On contracts and HTTP APIs

Reading the twitter conversation started by this tweet

made me put in written words some of the ideas that I have about HTTP APIs, contracts and “out-of-band” information.
Since it’s vacations time, I’ll be brief and incomplete.

  • On any interface, it is impossible to avoid having contracts (i.e. shared “out-of-band” information) between provider and consumer. On a HTTP API, the syntax and semantics of HTTP itself is an example of this shared information. If JSON is used as a base for the representation format, then its syntax and semantics rules are another example of shared “out-of-band” information.
  • However not all contracts are equal in the generality, flexibility and evolvability they allow. Having the contract include a fixed resource URI is very different from having the contract defining a link relation. The former prohibits any change on the URI structure (e.g. host name, HTTP vs HTTPS, embedded information), while the later one enables it. Therefore, designing the contract is a very important task when creating HTTP APIs. And since the transfer contract is already rather well defined by HTTP, most of the design emphasis should be on the representation contract, include the hypermedia components.
  • Also, not all contracts have the same cost to implement (e.g. having hardcoded URIs is probably simpler than having to find links on representations), so (as usual) trade-offs have to be taken into account.
  • When implementing HTTP APIs is also very important to have the contract-related areas clearly identified. For me, this typically involves being able to easily answering questions such as: – Will I be breaking the contract if
    • I change this property name on this model?
    • I add a new property to this model?
    • I change the routing rules (e.g. adding a new path segment)?

Hope this helps
Looking forward for feedback

 

Focus on the representation semantics, leave the transfer semantics to HTTP

A couple of days ago I was reading the latest OAuth 2.0 Authorization Server Metadata document version and my eye got caught on one sentence. On section 3.2, the document states

A successful response MUST use the 200 OK HTTP status code and return a JSON object using the “application/json” content type (…)

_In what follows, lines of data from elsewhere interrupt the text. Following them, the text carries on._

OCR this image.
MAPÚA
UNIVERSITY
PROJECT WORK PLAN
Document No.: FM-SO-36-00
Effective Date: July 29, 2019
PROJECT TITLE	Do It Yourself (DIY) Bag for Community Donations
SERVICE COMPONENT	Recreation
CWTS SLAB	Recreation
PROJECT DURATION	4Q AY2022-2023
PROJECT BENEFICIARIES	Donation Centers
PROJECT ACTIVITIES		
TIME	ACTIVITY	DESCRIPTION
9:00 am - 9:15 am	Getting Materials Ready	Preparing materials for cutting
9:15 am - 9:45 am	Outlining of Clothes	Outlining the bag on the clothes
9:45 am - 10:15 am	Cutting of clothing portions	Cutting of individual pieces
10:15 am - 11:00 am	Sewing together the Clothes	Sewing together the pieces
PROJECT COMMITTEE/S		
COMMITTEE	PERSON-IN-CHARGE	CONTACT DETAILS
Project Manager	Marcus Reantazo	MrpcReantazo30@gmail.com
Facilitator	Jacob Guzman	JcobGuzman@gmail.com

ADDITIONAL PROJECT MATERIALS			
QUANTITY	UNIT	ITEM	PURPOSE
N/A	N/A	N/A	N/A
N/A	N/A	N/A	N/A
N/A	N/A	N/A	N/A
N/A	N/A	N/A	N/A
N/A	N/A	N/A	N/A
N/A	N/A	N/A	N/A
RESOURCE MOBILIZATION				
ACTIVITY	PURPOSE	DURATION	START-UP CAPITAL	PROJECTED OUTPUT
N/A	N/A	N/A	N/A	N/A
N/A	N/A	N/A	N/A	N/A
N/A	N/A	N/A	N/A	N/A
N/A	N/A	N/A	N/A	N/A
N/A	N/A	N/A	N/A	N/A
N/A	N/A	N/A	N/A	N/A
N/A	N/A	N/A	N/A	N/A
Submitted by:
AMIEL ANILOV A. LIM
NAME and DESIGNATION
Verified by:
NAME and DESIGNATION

My first reaction was thinking that this specification was being redundant: of course a 200 OK HTTP status should be returned on a successful response. However, that “MUST” in the text made me think: is a 200 really the only acceptable response status code for a successful response? In my opinion, the answer is no.

For instance, if caching and ETags are being used, the client can send a conditional GET request (see Hypertext Transfer Protocol (HTTP/1.1): Conditional Requests) using the If-None-Match header, for which a 304 (Not Modified) status code is perfectly acceptable. Another example is if the metadata location changes and the server responds with a 301 (Moved Permanently) or a 302 (Found) status code.Does that means the request was unsuccessful? In my opinion, no. It just means that the request should be followed by a subsequent request to another location.

So, why does this little observation deserve a blog post?
Well, mainly because it reflects two common tendencies when designing HTTP APIs (or HTTP interfaces):

  • First, the tendency to redefine transfer semantics that are already defined by HTTP.
  • Secondly, a very simplistic view of HTTP, ignoring parts such as caching and optimistic concurrency.

The HTTP specification already defines a quite rich set of mechanisms for representation transfer, and HTTP related specifications should take advantage of that. What HTTP does not define is the semantics of the representation itself. That should be the focus of specifications such as the OAuth 2.0 Authorization Server Metadata.

When defining HTTP APIs, focus on the representation semantics. The transfer semantics is already defined by the HTTP protocol.